Submit a program including runtest/0.

Hints/Clarifications/Corrections

  1. To repeat what the assignment says, you will not be writing any significant code until step 4. If you are, then stop and read the assignment again.
  2. As long as you can process small (<200 tokens) programs in a few seconds, don't worry about efficiency.
  3. Don't forget that Prolog's only data structure is the structure, with lists being a special case.  Similarly, 'id=node17' is also just shorthand for the structure '=(id,node17)'.  Thus, you can unify against this: e.g., if you unified 'id=X' against this, X would be bound to node17.
  4. This assignment is about static analysis, and you don't need to worry about data values, which are in general dynamic. For example, in  "x:=0-x; while x do ...", the while loop is never entered but that relies on data values (so, you don't need to worry about that). Dynamic analysis is a much harder (and undecidable) problem of course. Most compilers eliminate constant expressions using constant folding/propagation, but the assignment does not ask you to do that.
  5. The "test cases" at the bottom of the parser are test cases I used for my parser. They have nothing to do with the test cases that you should come up with for your program.
  6. IMPORTANT: The parser produces a file (e.g., ast4.xml). However, the line in the code that actually prints it out was commented out in my original post, which makes the directions in step 3 mysterious. This line is not commented out in the currently posted version of the parser, so that is correct. Sorry for any confusion this may have caused.
  7. Its OK to use any built-in predicates you want (though you're likely to waste more time finding something than just coding it). However, its not OK to 'cheat' by using other languages/libraries. Examples of this are using XPATH, or the external language interface to an imperative language.
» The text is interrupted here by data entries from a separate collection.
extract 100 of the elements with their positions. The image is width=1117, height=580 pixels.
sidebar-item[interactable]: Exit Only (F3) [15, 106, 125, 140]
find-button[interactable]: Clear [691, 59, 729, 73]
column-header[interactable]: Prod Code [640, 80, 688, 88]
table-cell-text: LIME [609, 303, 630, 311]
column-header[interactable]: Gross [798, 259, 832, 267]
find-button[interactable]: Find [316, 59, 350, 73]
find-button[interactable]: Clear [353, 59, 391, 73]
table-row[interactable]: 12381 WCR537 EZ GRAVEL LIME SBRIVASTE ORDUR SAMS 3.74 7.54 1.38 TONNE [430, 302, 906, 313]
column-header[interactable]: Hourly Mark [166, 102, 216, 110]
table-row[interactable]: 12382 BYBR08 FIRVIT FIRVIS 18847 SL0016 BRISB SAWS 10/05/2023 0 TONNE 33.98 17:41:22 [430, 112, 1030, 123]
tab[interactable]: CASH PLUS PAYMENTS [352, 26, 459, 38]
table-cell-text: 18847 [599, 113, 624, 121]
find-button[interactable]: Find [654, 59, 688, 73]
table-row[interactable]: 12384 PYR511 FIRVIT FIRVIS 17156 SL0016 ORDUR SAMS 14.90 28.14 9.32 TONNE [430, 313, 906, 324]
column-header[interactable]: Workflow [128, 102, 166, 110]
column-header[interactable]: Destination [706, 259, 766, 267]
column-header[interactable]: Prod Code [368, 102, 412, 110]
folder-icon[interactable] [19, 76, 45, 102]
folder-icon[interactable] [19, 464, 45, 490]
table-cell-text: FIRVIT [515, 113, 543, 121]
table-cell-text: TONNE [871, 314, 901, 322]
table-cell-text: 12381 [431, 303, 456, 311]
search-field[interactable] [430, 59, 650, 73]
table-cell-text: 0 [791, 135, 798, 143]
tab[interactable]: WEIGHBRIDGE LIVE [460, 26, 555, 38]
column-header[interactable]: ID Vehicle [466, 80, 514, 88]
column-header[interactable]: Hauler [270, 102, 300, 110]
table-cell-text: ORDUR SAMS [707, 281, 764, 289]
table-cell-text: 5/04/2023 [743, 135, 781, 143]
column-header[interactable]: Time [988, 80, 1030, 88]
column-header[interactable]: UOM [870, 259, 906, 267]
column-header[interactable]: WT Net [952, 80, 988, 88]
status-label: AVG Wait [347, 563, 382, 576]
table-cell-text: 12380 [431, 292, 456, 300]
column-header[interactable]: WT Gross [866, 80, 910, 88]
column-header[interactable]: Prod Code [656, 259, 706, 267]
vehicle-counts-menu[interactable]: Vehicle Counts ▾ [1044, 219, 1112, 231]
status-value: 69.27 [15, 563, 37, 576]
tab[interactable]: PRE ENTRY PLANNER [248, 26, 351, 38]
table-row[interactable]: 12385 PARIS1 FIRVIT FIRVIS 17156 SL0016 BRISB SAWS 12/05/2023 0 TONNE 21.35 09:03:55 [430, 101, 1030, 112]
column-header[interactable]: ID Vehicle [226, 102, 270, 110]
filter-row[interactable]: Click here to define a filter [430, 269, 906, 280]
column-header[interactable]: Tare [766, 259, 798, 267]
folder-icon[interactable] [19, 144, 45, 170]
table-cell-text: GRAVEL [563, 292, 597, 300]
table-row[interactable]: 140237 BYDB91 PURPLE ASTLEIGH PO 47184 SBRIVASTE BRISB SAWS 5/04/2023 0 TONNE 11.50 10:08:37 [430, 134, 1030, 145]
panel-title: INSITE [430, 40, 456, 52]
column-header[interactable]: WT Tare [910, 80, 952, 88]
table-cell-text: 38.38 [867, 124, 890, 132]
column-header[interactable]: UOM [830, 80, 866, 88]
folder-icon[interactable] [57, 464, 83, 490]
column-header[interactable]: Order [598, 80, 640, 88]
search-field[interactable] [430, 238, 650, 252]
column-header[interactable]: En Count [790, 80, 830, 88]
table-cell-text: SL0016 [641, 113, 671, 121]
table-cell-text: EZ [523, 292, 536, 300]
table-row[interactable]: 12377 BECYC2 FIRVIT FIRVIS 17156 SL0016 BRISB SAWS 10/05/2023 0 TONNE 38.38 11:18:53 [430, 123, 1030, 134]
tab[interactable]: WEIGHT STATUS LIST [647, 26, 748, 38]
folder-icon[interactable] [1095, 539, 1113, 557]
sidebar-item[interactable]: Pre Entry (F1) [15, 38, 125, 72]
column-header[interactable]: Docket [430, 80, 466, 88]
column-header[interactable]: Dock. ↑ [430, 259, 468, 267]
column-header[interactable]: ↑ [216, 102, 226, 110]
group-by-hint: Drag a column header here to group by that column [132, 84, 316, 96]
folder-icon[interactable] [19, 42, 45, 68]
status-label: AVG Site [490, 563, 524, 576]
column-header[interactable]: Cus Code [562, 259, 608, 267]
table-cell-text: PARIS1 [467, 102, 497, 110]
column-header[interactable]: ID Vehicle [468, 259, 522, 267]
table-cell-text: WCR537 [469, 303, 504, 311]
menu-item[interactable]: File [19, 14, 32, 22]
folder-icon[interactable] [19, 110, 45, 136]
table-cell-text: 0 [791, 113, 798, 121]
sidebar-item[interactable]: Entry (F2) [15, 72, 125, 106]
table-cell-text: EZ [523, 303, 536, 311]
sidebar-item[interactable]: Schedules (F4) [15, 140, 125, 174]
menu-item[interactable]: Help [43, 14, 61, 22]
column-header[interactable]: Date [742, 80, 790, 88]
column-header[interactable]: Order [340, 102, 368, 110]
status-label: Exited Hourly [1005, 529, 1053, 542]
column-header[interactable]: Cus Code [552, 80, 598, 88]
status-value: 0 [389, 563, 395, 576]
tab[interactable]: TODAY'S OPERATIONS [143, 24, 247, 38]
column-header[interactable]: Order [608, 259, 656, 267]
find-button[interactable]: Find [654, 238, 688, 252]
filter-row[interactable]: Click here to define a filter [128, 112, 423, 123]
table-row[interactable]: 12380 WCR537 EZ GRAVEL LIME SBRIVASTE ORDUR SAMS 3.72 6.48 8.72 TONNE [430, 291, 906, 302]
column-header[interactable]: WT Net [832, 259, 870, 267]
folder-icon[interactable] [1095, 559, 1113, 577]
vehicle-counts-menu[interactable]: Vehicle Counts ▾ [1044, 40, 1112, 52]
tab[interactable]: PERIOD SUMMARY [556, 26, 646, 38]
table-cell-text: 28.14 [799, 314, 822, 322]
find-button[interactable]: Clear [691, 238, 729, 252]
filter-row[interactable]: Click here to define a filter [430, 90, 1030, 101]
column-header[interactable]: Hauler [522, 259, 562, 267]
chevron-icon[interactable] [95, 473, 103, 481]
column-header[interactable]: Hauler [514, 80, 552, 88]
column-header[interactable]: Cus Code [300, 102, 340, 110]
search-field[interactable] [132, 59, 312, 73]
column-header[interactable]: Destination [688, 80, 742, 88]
  8. I can't vouch for this, but a student told me that different versions of SWI treat the atom vs. integer issue (see my definition of Node* above) differently. Nobody has ever told me of such a problem in the past though, so its probably because of different default options in the xml predicates.
  9. If you need to convert between [numeric] atoms and integers, atom_number/2 will do the job. This might be relevant due to the issues I mentioned in defining Node* above. Note that Section 4.21 of the SWI reference manual has various other similar conversion predicates.